The Proof Manager team expires after one day.
Mergiing would have to be different for a Proof profile. Any merge attempt would be incapable of completion.
This is very similar to what exists now on merges with Private profiles. I have merge proposals that sit there for years, uncompleted, because the manager is absent.
This would have the benefit that no change needs to be made. Exept that the 30-day default will not apply, which is exactly how it works on any Private merge proposal. An existing exception is that a sysop can complete the merge.
Another benefit is that that merge proposal will allow a comparison view, just as it does now. So people will be able to clean up and match and merge descendants, just like always. But the Proof Profiles does not need to be poluuted in the process.
The only extra technical requirement would be to prevent any disconnects of any existing children, in the event of a merge.of the children. We don't want children to be drawn away from a Proof Profile, and into a new attachment as child of the non-Proof parent.

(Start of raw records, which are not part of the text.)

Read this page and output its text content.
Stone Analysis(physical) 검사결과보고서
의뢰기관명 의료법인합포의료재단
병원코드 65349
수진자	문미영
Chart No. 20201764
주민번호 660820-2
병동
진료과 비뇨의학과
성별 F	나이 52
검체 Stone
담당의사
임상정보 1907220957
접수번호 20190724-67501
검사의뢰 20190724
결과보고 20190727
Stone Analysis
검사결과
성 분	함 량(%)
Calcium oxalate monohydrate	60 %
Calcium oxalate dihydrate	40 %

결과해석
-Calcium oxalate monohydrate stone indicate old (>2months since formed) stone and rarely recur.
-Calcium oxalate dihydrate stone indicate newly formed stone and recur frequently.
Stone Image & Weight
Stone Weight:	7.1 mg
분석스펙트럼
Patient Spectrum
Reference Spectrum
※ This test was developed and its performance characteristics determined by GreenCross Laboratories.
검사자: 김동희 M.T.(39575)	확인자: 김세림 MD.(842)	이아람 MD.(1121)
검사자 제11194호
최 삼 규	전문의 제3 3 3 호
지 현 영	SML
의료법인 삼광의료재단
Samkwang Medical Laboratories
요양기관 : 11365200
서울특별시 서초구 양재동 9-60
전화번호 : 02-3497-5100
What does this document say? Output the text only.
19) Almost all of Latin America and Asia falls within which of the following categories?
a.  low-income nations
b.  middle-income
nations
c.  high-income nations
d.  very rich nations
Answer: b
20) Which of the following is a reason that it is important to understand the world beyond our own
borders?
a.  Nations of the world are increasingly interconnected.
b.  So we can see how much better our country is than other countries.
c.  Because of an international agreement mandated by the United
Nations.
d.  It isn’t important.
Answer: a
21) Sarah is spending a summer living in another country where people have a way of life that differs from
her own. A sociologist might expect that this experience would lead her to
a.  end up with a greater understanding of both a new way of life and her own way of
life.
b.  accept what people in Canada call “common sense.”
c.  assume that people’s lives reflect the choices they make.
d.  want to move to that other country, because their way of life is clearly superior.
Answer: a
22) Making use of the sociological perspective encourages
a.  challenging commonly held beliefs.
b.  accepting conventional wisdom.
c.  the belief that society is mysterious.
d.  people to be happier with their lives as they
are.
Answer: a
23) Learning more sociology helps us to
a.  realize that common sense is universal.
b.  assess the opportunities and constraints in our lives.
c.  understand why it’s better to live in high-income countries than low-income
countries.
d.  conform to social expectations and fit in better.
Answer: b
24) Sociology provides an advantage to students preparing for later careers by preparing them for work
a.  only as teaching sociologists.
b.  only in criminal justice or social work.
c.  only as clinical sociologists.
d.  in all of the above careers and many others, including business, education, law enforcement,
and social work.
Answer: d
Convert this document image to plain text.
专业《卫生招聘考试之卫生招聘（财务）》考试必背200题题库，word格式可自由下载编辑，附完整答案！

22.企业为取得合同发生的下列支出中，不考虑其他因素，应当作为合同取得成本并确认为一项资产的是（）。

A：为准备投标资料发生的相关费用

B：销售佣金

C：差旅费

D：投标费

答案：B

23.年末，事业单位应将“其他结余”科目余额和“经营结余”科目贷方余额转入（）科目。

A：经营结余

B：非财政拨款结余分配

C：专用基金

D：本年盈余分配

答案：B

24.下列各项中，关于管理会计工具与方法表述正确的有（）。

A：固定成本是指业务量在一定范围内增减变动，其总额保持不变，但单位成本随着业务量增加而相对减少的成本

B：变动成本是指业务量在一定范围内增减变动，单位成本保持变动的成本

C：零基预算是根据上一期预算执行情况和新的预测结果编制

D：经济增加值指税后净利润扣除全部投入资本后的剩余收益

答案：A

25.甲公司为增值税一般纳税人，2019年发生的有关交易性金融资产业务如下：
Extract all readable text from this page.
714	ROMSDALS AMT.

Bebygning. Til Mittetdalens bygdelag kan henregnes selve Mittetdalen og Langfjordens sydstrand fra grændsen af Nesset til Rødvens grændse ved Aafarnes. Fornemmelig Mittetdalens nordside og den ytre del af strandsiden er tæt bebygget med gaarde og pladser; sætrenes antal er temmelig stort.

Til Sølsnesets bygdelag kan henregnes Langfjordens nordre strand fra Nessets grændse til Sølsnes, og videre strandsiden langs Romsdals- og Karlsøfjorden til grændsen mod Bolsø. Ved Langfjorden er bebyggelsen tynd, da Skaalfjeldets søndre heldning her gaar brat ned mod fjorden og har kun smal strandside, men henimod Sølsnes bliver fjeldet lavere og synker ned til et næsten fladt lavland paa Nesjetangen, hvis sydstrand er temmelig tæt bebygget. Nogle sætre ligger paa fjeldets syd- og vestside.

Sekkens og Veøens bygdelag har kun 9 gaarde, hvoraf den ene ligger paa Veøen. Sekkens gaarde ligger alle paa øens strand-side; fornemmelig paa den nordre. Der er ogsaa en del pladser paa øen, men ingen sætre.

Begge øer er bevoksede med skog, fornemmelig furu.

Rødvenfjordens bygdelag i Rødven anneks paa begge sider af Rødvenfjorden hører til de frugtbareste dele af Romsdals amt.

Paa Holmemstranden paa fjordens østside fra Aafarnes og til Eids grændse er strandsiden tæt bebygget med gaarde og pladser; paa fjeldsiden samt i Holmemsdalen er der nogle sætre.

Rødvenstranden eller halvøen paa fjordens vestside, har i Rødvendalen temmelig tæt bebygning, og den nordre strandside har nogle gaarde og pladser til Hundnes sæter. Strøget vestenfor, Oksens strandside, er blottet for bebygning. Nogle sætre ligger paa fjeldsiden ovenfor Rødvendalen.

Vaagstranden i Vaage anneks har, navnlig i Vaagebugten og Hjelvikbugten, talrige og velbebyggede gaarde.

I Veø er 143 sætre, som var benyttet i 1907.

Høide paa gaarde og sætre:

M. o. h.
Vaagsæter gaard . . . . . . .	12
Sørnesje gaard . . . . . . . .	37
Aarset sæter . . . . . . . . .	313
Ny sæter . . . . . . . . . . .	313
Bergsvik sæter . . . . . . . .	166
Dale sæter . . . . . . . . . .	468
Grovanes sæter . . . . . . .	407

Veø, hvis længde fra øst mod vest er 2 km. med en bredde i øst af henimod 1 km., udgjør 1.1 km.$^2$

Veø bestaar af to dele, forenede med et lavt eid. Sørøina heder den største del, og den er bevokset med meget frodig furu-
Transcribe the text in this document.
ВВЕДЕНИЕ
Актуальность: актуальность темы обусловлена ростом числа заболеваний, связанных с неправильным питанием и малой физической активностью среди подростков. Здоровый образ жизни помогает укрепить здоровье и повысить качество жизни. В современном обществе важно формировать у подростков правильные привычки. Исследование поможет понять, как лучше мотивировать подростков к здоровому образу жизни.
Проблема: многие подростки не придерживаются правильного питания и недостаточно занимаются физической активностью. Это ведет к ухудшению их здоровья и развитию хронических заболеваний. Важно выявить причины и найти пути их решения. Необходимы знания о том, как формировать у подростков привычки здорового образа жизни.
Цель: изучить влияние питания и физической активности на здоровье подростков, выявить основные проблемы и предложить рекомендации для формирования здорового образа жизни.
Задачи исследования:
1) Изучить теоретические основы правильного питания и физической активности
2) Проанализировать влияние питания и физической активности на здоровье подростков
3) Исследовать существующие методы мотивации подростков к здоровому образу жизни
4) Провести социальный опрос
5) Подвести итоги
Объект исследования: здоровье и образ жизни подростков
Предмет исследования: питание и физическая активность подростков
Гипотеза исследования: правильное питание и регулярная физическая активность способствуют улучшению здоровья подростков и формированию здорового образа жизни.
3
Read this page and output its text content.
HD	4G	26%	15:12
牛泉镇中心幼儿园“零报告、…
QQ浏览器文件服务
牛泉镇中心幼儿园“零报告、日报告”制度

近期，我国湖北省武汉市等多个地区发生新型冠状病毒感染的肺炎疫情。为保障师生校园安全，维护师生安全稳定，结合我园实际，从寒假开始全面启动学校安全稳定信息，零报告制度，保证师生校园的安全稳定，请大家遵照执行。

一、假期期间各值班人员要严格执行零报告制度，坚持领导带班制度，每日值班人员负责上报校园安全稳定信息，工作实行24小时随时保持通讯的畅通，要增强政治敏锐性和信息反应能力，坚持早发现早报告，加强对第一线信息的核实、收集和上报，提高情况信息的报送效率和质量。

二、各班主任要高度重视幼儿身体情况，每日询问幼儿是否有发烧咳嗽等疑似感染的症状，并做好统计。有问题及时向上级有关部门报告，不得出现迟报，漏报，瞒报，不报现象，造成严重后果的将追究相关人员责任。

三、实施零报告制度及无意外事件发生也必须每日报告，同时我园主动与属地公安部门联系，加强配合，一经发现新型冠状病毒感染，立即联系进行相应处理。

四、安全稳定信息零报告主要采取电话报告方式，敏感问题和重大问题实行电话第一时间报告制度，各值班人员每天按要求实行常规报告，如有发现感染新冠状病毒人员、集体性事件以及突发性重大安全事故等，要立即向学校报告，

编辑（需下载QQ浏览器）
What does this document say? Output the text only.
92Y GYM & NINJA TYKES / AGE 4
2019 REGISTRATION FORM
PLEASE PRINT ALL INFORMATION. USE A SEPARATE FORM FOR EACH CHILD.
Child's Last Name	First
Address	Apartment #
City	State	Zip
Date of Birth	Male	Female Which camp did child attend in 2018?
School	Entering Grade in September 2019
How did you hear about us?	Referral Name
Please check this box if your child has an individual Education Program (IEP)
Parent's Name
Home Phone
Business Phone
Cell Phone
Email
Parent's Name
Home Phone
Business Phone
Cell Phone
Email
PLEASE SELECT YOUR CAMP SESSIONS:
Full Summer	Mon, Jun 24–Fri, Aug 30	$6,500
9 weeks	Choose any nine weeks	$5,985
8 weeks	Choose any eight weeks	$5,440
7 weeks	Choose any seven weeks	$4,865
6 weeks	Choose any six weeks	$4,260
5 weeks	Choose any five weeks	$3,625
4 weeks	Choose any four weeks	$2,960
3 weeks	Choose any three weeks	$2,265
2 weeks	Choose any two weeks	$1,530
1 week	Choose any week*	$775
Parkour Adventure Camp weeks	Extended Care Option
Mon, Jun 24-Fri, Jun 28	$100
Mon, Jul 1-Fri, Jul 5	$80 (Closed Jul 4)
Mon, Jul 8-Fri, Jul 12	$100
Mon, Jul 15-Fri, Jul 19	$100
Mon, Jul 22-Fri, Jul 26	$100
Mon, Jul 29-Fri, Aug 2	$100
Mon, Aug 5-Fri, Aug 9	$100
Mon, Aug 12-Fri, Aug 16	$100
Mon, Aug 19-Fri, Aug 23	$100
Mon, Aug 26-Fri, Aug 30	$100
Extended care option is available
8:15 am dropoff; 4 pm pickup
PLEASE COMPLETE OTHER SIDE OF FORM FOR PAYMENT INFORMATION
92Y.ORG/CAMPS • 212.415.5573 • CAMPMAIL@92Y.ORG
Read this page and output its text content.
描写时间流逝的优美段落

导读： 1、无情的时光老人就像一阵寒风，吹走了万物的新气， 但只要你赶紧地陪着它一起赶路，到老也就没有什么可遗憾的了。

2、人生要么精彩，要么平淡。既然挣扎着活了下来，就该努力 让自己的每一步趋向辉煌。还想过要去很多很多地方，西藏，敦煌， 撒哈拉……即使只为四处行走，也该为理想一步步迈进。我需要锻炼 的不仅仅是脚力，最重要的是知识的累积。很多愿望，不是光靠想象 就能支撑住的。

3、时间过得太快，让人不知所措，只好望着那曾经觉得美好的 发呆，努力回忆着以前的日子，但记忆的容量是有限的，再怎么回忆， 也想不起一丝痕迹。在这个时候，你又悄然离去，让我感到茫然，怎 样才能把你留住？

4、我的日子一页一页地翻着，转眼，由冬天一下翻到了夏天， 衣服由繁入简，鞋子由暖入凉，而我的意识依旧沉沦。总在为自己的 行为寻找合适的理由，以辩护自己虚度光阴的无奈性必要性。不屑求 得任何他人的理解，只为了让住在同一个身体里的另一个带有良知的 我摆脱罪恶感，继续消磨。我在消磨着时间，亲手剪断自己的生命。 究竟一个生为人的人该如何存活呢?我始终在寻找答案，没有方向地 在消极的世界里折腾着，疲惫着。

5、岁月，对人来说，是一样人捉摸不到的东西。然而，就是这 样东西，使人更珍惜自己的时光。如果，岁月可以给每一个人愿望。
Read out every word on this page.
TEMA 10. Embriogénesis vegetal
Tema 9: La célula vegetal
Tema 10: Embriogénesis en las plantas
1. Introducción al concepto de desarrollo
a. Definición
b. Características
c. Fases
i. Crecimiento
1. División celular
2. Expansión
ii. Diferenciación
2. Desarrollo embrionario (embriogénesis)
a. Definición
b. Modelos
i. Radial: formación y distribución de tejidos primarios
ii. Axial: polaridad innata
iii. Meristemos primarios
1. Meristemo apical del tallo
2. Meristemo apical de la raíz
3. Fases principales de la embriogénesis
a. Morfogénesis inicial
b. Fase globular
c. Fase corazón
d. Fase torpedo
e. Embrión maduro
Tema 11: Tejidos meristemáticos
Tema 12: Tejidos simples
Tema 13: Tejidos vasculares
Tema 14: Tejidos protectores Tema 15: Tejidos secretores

In this scheme, we could stack up a dozen duplicates on a profile, and then only have to clear them all in a single shot on the Proof Profile every year or so. Openi it up once a year through G2 to the ad-hoc team, for one day. Merge the dupes all at once, without changing any data. All duplicate bios and such would just get wiped. And then the children would be all neatly lined up for merge, or would be already merged.
Trusted List would continue to grow, which would be no problem at atl. And then people could follow their own Trusted List Proof ancestors in G2G, and so be aware when anything is up for debate. If they want to participate in the agreed change, then they are free to join the ad-hoc Proof Manager team for the day.
People would be free to contribute and participate as always, on everything. The only difference is that any direct change on a Proof Proifle would be impossible, in the absence of full consensus beforehand in G2G. If they cannot reach consensus there, then they would simply need to do a better job of presenting their case to the community, as to why the change would be proper.
To lessen arguments and such, researchers need to build related free-space pages, which would explain why certain popular widely accepted myths are disproven. Sources would be clear. It would be easy to repeatedly reference the free-space page section, which can also be linked directly in the profile bio. This would be collaboration at its best.